Having one breed that supplies that is going to involve keeping a LOT of birds.
You want good layers, for eggs for eating and hatching. Good layers usually aren't that meaty, and they don't go broody.
If you want broody hens to hatch their own eggs, you have a hen out of egg production for about 2 months.
Large, meaty birds don't lay many eggs.
Have you eaten a dual purpose cockerel? They're quite different than a grocery store chicken, both in size and texture.

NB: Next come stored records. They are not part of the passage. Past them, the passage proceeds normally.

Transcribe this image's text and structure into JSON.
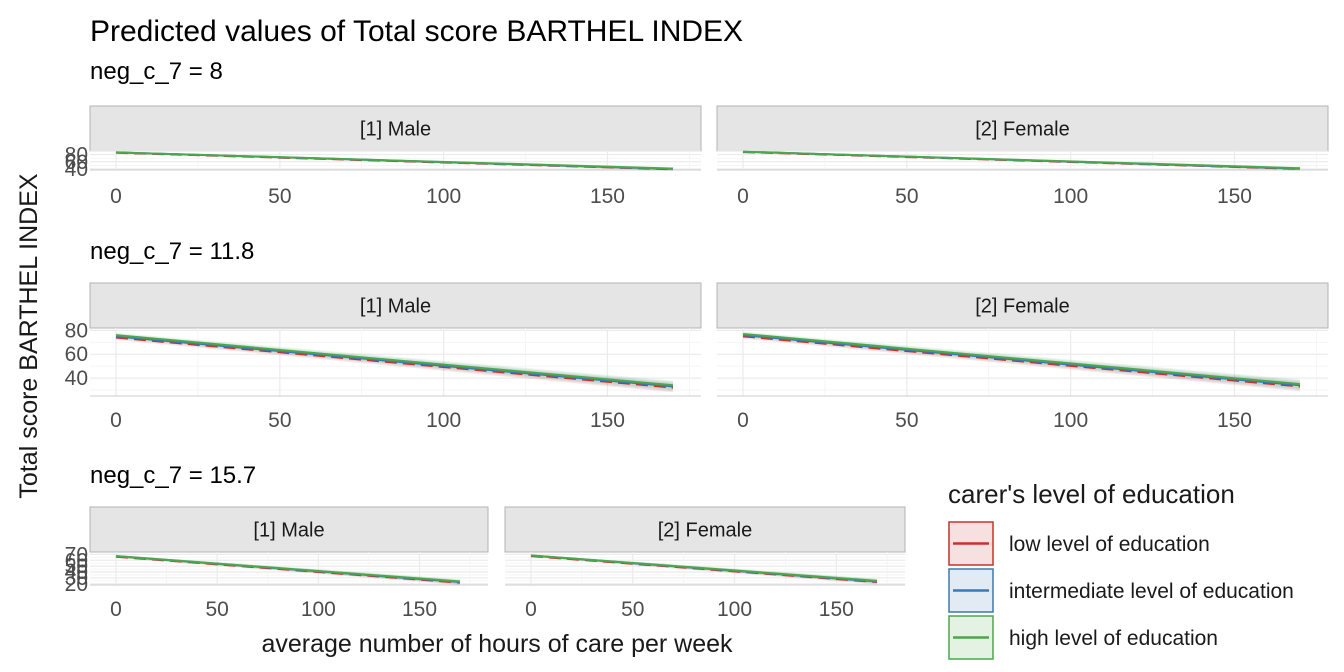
{
  "chart_data": {
    "type": "line",
    "title": "Predicted values of Total score BARTHEL INDEX",
    "xlabel": "average number of hours of care per week",
    "ylabel": "Total score BARTHEL INDEX",
    "x_ticks": [
      0,
      50,
      100,
      150
    ],
    "xlim": [
      0,
      170
    ],
    "grid": true,
    "legend": {
      "title": "carer's level of education",
      "placement": "bottom-right",
      "entries": [
        {
          "label": "low level of education",
          "color": "#c9302c"
        },
        {
          "label": "intermediate level of education",
          "color": "#3c78b4"
        },
        {
          "label": "high level of education",
          "color": "#4aa84a"
        }
      ]
    },
    "panels": [
      {
        "label": "neg_c_7 = 8",
        "y_ticks": [
          40,
          60,
          80
        ],
        "y_tick_labels": [
          "40",
          "60",
          "80"
        ],
        "ylim": [
          37,
          90
        ],
        "facets": [
          {
            "label": "[1] Male",
            "series": [
              {
                "name": "low level of education",
                "x": [
                  0,
                  170
                ],
                "y": [
                  85,
                  39
                ]
              },
              {
                "name": "intermediate level of education",
                "x": [
                  0,
                  170
                ],
                "y": [
                  86,
                  40
                ]
              },
              {
                "name": "high level of education",
                "x": [
                  0,
                  170
                ],
                "y": [
                  86,
                  41
                ]
              }
            ]
          },
          {
            "label": "[2] Female",
            "series": [
              {
                "name": "low level of education",
                "x": [
                  0,
                  170
                ],
                "y": [
                  87,
                  40
                ]
              },
              {
                "name": "intermediate level of education",
                "x": [
                  0,
                  170
                ],
                "y": [
                  88,
                  41
                ]
              },
              {
                "name": "high level of education",
                "x": [
                  0,
                  170
                ],
                "y": [
                  88,
                  42
                ]
              }
            ]
          }
        ]
      },
      {
        "label": "neg_c_7 = 11.8",
        "y_ticks": [
          40,
          60,
          80
        ],
        "y_tick_labels": [
          "40",
          "60",
          "80"
        ],
        "ylim": [
          25,
          82
        ],
        "facets": [
          {
            "label": "[1] Male",
            "series": [
              {
                "name": "low level of education",
                "x": [
                  0,
                  170
                ],
                "y": [
                  74,
                  32
                ]
              },
              {
                "name": "intermediate level of education",
                "x": [
                  0,
                  170
                ],
                "y": [
                  75,
                  33
                ]
              },
              {
                "name": "high level of education",
                "x": [
                  0,
                  170
                ],
                "y": [
                  76,
                  34
                ]
              }
            ]
          },
          {
            "label": "[2] Female",
            "series": [
              {
                "name": "low level of education",
                "x": [
                  0,
                  170
                ],
                "y": [
                  75,
                  33
                ]
              },
              {
                "name": "intermediate level of education",
                "x": [
                  0,
                  170
                ],
                "y": [
                  76,
                  34
                ]
              },
              {
                "name": "high level of education",
                "x": [
                  0,
                  170
                ],
                "y": [
                  77,
                  35
                ]
              }
            ]
          }
        ]
      },
      {
        "label": "neg_c_7 = 15.7",
        "y_ticks": [
          20,
          30,
          40,
          50,
          60,
          70
        ],
        "y_tick_labels": [
          "20",
          "30",
          "40",
          "50",
          "60",
          "70"
        ],
        "ylim": [
          18,
          74
        ],
        "facets": [
          {
            "label": "[1] Male",
            "series": [
              {
                "name": "low level of education",
                "x": [
                  0,
                  170
                ],
                "y": [
                  66,
                  22
                ]
              },
              {
                "name": "intermediate level of education",
                "x": [
                  0,
                  170
                ],
                "y": [
                  67,
                  23
                ]
              },
              {
                "name": "high level of education",
                "x": [
                  0,
                  170
                ],
                "y": [
                  67,
                  24
                ]
              }
            ]
          },
          {
            "label": "[2] Female",
            "series": [
              {
                "name": "low level of education",
                "x": [
                  0,
                  170
                ],
                "y": [
                  67,
                  23
                ]
              },
              {
                "name": "intermediate level of education",
                "x": [
                  0,
                  170
                ],
                "y": [
                  68,
                  24
                ]
              },
              {
                "name": "high level of education",
                "x": [
                  0,
                  170
                ],
                "y": [
                  68,
                  25
                ]
              }
            ]
          }
        ]
      }
    ]
  }
}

My advice it to start small, with enough layers for egg production. Plan on 1-2 hens per person, depending on how many eggs you eat. A production bred hen will usually lay 6 eggs per week her first laying year, so that gives you a starting point. If you get pullet chicks this fall, you'll raise them up and have eggs incoming in the spring. At that point you'll have a few months of chicken husbandry under your belt and can add more birds in the spring. Along the way, if you get an Oops cockerel, butcher it and see how you like it. In the spring, you can get some straight run birds and raise the cockerels up and butcher them. Decide who you like, to keep as a breeder. Purchase an incubator and start incubating and hatching eggs. Grow your numbers as your space, time, etc allows. Don't expect to jump right into having a complete self-sustaining flock, it's a process that can take a few years to find the right mix for you.
another option is to simply raise batches of Cornish cross for the freezer. I don't know how much freezer space you have, but doing 50 of those birds gives you a nice amount of meat. Plus, they're over and done in 8 weeks. Raising dual purpose cockerels for the table, you've got to take them to around 20 weeks for a meal. Some folks butcher as young as 13-14 weeks, but at that age there's very little actual meat for a family meal. You've got to house all those males somewhere, and dual purpose cockerels have pretty poor feed conversion rates compared to meat birds. Free ranging and buying feed in bulk will help, but over time you're going to spend more on them than you would on a batch of CX.